Montervino si, Montervino no. Manca poco al responso…

0-5Sembra ormai quasi una consuetudine per la Salernitana: ogni giocatore che acquista è costretto a sostare inevitabilmente in infermeria. A Merino Ramirez e Peccarisi ora si aggiunge anche Montervino che, a causa di un affaticamento muscolare, non ha potuto prendere parte all’allenamento con i compagni ed è quindi a rischio per la gara di oggi.

Non pochi  crucci ha dunque mister Brini che, con il materiale umano a sua disposizione, deve riuscire in una non facile impresa: espugnare il Nereo Rocco. Brini ha provato in allenamento il 3-5-2, come quello schierato al San Paolo per la coppa Italia, ma è molto probabile, con l’eventuale forfait di Montervino, un più guardingo  4-4-1-1 con Cozza e Caputo terminali offensivi.

Se si optasse per il modulo ad unica punta, verrebbero riconfermati Machado esterno di difesa, e Soligo esterno di centrocampo. Proprio il soldatino granata ha l’esigenza di farsi perdonare l’errore sotto porta, nel corso del match contro il Modena. All’Arechi il centrocampista aveva avuto l’occasione di poter chiudere virtualmente la gara, con un importante contropiede nel corso della seconda frazione di gara.

Il tiro di Soligo si è infranto però sull’esterno della rete, ed alla fine ci ha pensato Bruno ad infrangere i sogni di vittoria dei tifosi.
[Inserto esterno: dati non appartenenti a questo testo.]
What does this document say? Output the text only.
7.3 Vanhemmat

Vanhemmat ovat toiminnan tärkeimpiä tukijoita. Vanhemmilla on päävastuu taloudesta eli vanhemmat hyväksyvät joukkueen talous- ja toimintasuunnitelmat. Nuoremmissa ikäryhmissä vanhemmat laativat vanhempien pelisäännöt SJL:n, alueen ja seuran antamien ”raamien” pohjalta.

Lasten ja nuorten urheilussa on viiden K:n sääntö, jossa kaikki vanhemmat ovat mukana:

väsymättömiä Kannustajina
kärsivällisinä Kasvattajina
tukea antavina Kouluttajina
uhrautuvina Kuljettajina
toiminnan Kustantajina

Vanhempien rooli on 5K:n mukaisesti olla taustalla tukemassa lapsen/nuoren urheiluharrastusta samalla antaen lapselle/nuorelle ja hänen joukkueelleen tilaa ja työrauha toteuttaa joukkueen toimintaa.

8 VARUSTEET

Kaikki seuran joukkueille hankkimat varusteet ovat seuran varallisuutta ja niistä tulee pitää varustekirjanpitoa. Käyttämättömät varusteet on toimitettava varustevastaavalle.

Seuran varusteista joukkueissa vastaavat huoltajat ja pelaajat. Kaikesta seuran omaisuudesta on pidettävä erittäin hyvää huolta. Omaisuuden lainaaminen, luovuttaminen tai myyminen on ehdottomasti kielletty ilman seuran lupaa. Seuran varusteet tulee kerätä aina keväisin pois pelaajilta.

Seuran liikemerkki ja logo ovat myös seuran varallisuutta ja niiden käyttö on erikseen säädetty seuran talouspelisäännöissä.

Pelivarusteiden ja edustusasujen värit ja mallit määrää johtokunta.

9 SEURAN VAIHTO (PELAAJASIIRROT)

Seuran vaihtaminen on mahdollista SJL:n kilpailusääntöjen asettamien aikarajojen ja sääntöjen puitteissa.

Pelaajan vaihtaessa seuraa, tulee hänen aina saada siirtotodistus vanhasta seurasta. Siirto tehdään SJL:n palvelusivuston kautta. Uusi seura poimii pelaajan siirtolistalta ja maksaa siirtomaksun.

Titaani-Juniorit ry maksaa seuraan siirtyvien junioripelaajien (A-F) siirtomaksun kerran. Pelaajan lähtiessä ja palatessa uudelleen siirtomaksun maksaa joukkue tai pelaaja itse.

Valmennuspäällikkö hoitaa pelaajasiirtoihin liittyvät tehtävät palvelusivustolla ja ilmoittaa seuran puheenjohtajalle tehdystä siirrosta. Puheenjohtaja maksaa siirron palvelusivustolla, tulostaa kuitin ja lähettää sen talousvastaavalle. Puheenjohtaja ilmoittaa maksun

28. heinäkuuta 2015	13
Questi ora chiedono una prova di carattere alla squadra del sergente di ferro, costretto ora a cercare preziosi punti fuori dalle mura amiche. Prima alternativa in linea mediana è Tricarico che ricostituirebbe il tandem con Pestrin apparso in netto miglioramento.

E’ ragionevole dunque presumere che il tecnico granata non abbia l’intenzione di esporsi eccessivamente al contropiede avversario, curando soprattutto la fase di non possesso palla. La Salernitana deve imparare a gestire meglio la manovra globale di gioco, al fine di mantenere un eventuale vantaggio acquisito. La triste regola del “gol mancato, gol subito”, ha fin troppo penalizzato la compagine del patron Lombardi che deve ora dare una svolta al proprio campionato.
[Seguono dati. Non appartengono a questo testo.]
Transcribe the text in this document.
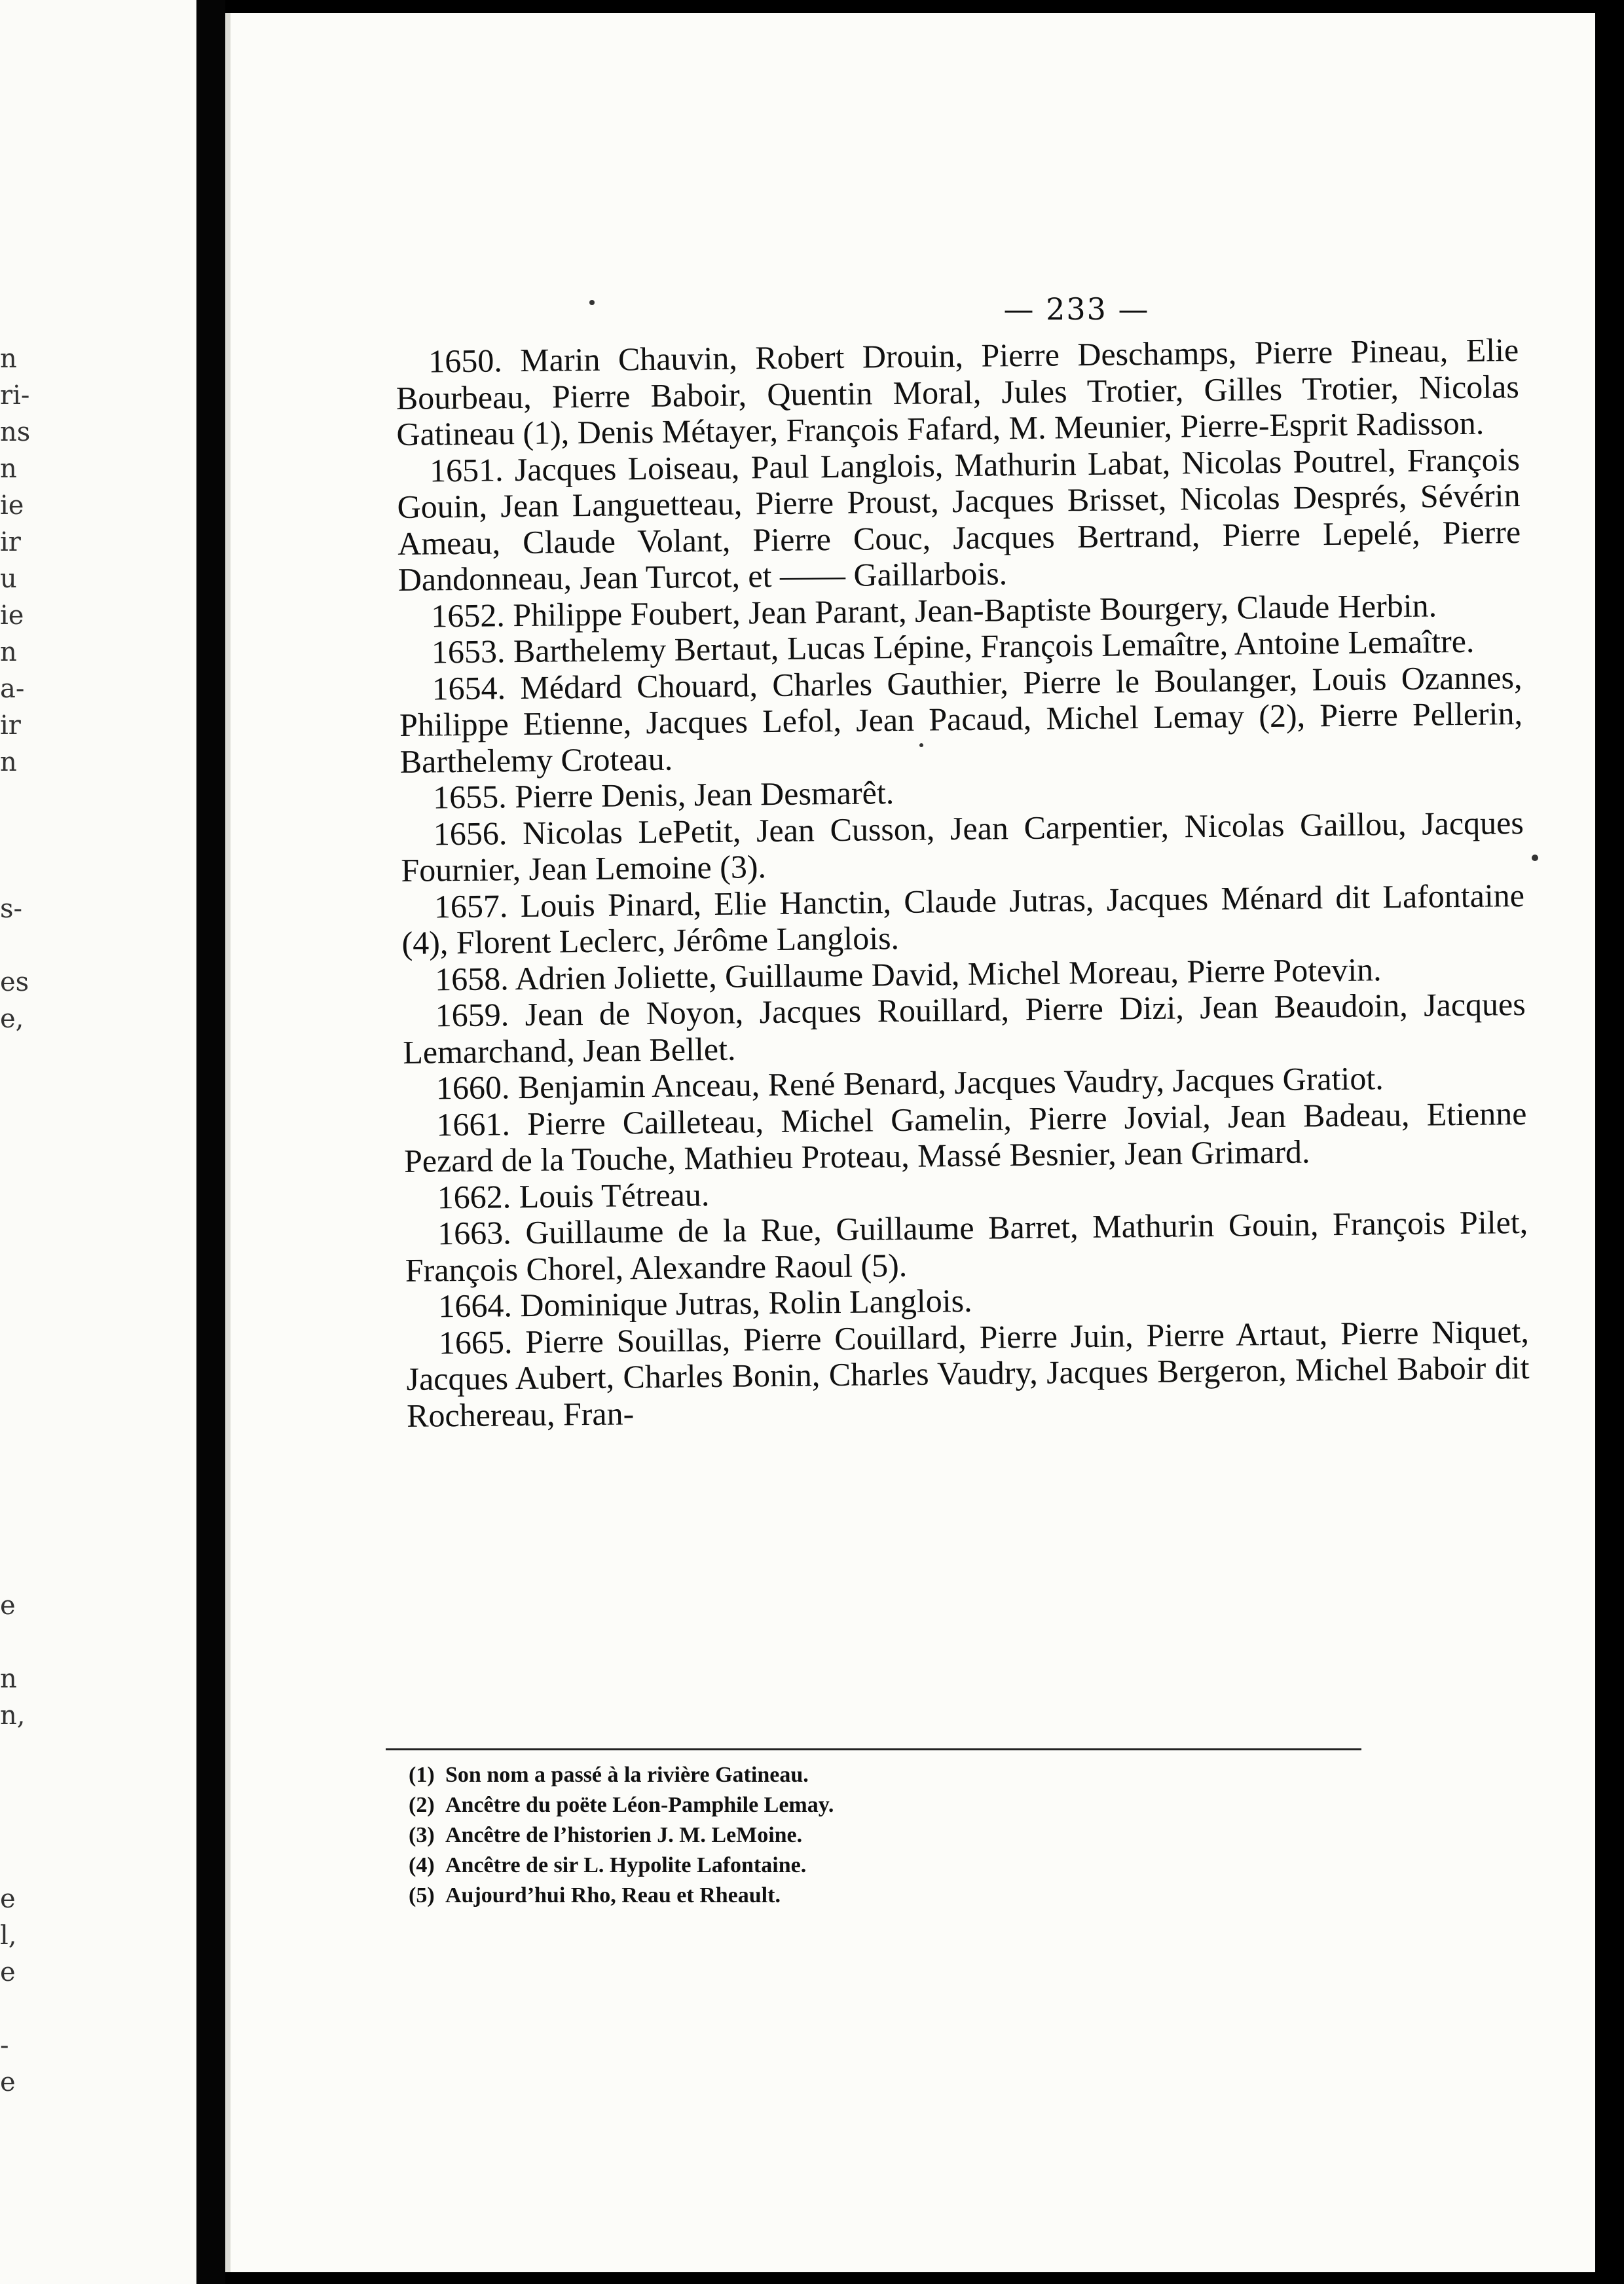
n
ri-
ns
n
ie
ir
u
ie
n
a-
ir
n
s-
es
e,
e
n
n,
e
l,
e
-
e
— 233 —

1650. Marin Chauvin, Robert Drouin, Pierre Deschamps, Pierre Pineau, Elie Bourbeau, Pierre Baboir, Quentin Moral, Jules Trotier, Gilles Trotier, Nicolas Gatineau (1), Denis Métayer, François Fafard, M. Meunier, Pierre-Esprit Radisson.

1651. Jacques Loiseau, Paul Langlois, Mathurin Labat, Nicolas Poutrel, François Gouin, Jean Languetteau, Pierre Proust, Jacques Brisset, Nicolas Després, Sévérin Ameau, Claude Volant, Pierre Couc, Jacques Bertrand, Pierre Lepelé, Pierre Dandonneau, Jean Turcot, et —— Gaillarbois.

1652. Philippe Foubert, Jean Parant, Jean-Baptiste Bourgery, Claude Herbin.

1653. Barthelemy Bertaut, Lucas Lépine, François Lemaître, Antoine Lemaître.

1654. Médard Chouard, Charles Gauthier, Pierre le Boulanger, Louis Ozannes, Philippe Etienne, Jacques Lefol, Jean Pacaud, Michel Lemay (2), Pierre Pellerin, Barthelemy Croteau.

1655. Pierre Denis, Jean Desmarêt.

1656. Nicolas LePetit, Jean Cusson, Jean Carpentier, Nicolas Gaillou, Jacques Fournier, Jean Lemoine (3).

1657. Louis Pinard, Elie Hanctin, Claude Jutras, Jacques Ménard dit Lafontaine (4), Florent Leclerc, Jérôme Langlois.

1658. Adrien Joliette, Guillaume David, Michel Moreau, Pierre Potevin.

1659. Jean de Noyon, Jacques Rouillard, Pierre Dizi, Jean Beaudoin, Jacques Lemarchand, Jean Bellet.

1660. Benjamin Anceau, René Benard, Jacques Vaudry, Jacques Gratiot.

1661. Pierre Cailleteau, Michel Gamelin, Pierre Jovial, Jean Badeau, Etienne Pezard de la Touche, Mathieu Proteau, Massé Besnier, Jean Grimard.

1662. Louis Tétreau.

1663. Guillaume de la Rue, Guillaume Barret, Mathurin Gouin, François Pilet, François Chorel, Alexandre Raoul (5).

1664. Dominique Jutras, Rolin Langlois.

1665. Pierre Souillas, Pierre Couillard, Pierre Juin, Pierre Artaut, Pierre Niquet, Jacques Aubert, Charles Bonin, Charles Vaudry, Jacques Bergeron, Michel Baboir dit Rochereau, Fran-

(1) Son nom a passé à la rivière Gatineau.
(2) Ancêtre du poëte Léon-Pamphile Lemay.
(3) Ancêtre de l’historien J. M. LeMoine.
(4) Ancêtre de sir L. Hypolite Lafontaine.
(5) Aujourd’hui Rho, Reau et Rheault.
Una stagione che inizia come era finita l’ultima: cercando di risalire in classifica. Mister Brini è specialista in salvezze, ma è inutile rinvangare il passato poiché il futuro è a Trieste. Altra fondamentale tappa per la nuova Salernitana che, considerando la piazza che rappresenta, ha il dovere di non sostare ulteriormente sul fondo della classifica e soprattutto senza alcun punto.
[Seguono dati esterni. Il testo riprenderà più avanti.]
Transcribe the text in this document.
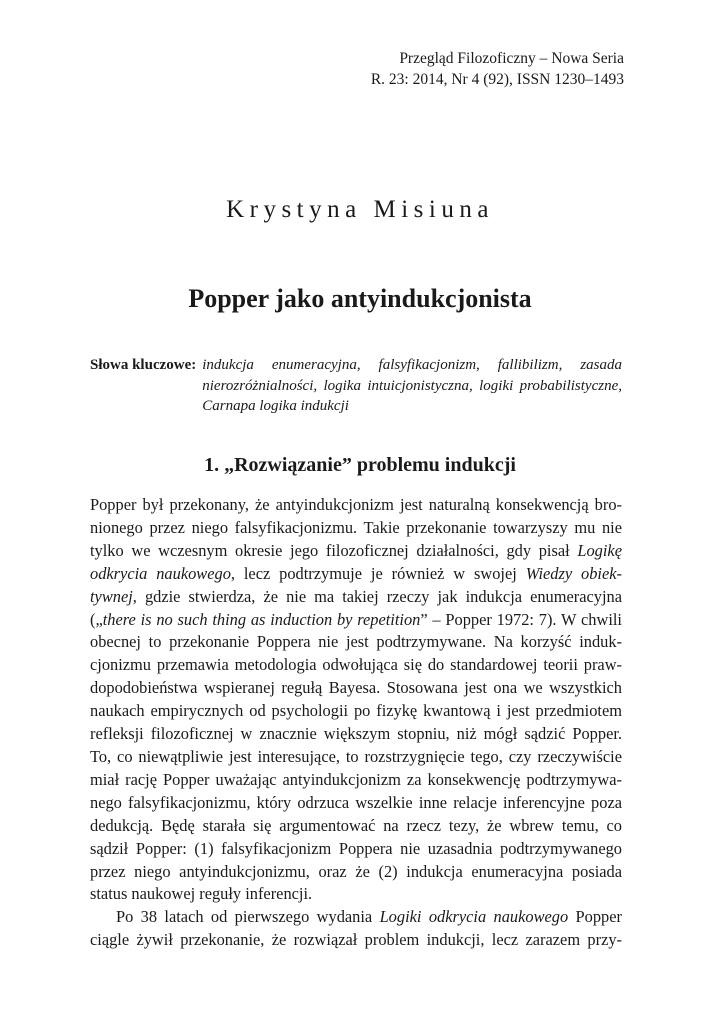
Przegląd Filozoficzny – Nowa Seria
R. 23: 2014, Nr 4 (92), ISSN 1230–1493
Krystyna Misiuna
Popper jako antyindukcjonista
Słowa kluczowe: indukcja enumeracyjna, falsyfikacjonizm, fallibilizm, zasada nierozróżnialności, logika intuicjonistyczna, logiki probabilistyczne, Carnapa logika indukcji
1. „Rozwiązanie” problemu indukcji
Popper był przekonany, że antyindukcjonizm jest naturalną konsekwencją bro-
nionego przez niego falsyfikacjonizmu. Takie przekonanie towarzyszy mu nie
tylko we wczesnym okresie jego filozoficznej działalności, gdy pisał Logikę
odkrycia naukowego, lecz podtrzymuje je również w swojej Wiedzy obiek-
tywnej, gdzie stwierdza, że nie ma takiej rzeczy jak indukcja enumeracyjna
(„there is no such thing as induction by repetition” – Popper 1972: 7). W chwili
obecnej to przekonanie Poppera nie jest podtrzymywane. Na korzyść induk-
cjonizmu przemawia metodologia odwołująca się do standardowej teorii praw-
dopodobieństwa wspieranej regułą Bayesa. Stosowana jest ona we wszystkich
naukach empirycznych od psychologii po fizykę kwantową i jest przedmiotem
refleksji filozoficznej w znacznie większym stopniu, niż mógł sądzić Popper.
To, co niewątpliwie jest interesujące, to rozstrzygnięcie tego, czy rzeczywiście
miał rację Popper uważając antyindukcjonizm za konsekwencję podtrzymywa-
nego falsyfikacjonizmu, który odrzuca wszelkie inne relacje inferencyjne poza
dedukcją. Będę starała się argumentować na rzecz tezy, że wbrew temu, co
sądził Popper: (1) falsyfikacjonizm Poppera nie uzasadnia podtrzymywanego
przez niego antyindukcjonizmu, oraz że (2) indukcja enumeracyjna posiada
status naukowej reguły inferencji.
Po 38 latach od pierwszego wydania Logiki odkrycia naukowego Popper
ciągle żywił przekonanie, że rozwiązał problem indukcji, lecz zarazem przy-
E’ motivo di grande delusione osservare il numero “0″ alla destra del nome della compagine granata, mentre il distacco con la penultima cresce ogni settimana. Tra tante incertezze, come un fulmine giunge una sola certezza: vi è dunque dubbio sul fatto che la Salernitana abbia molte motivazioni per invertire la tendenza negativa di questa partenza tutt’altro che entusiasmante.

2 Responses to “Montervino si, Montervino no. Manca poco al responso…”

  1. Speriamo che possa giocare, siamo Montervino dipendenti!

  2. Montervino sindaco di Salerno,la tua classe,in tuo ciuffo malefico e la tua competenza sono un onore per la nostra squadra!!!!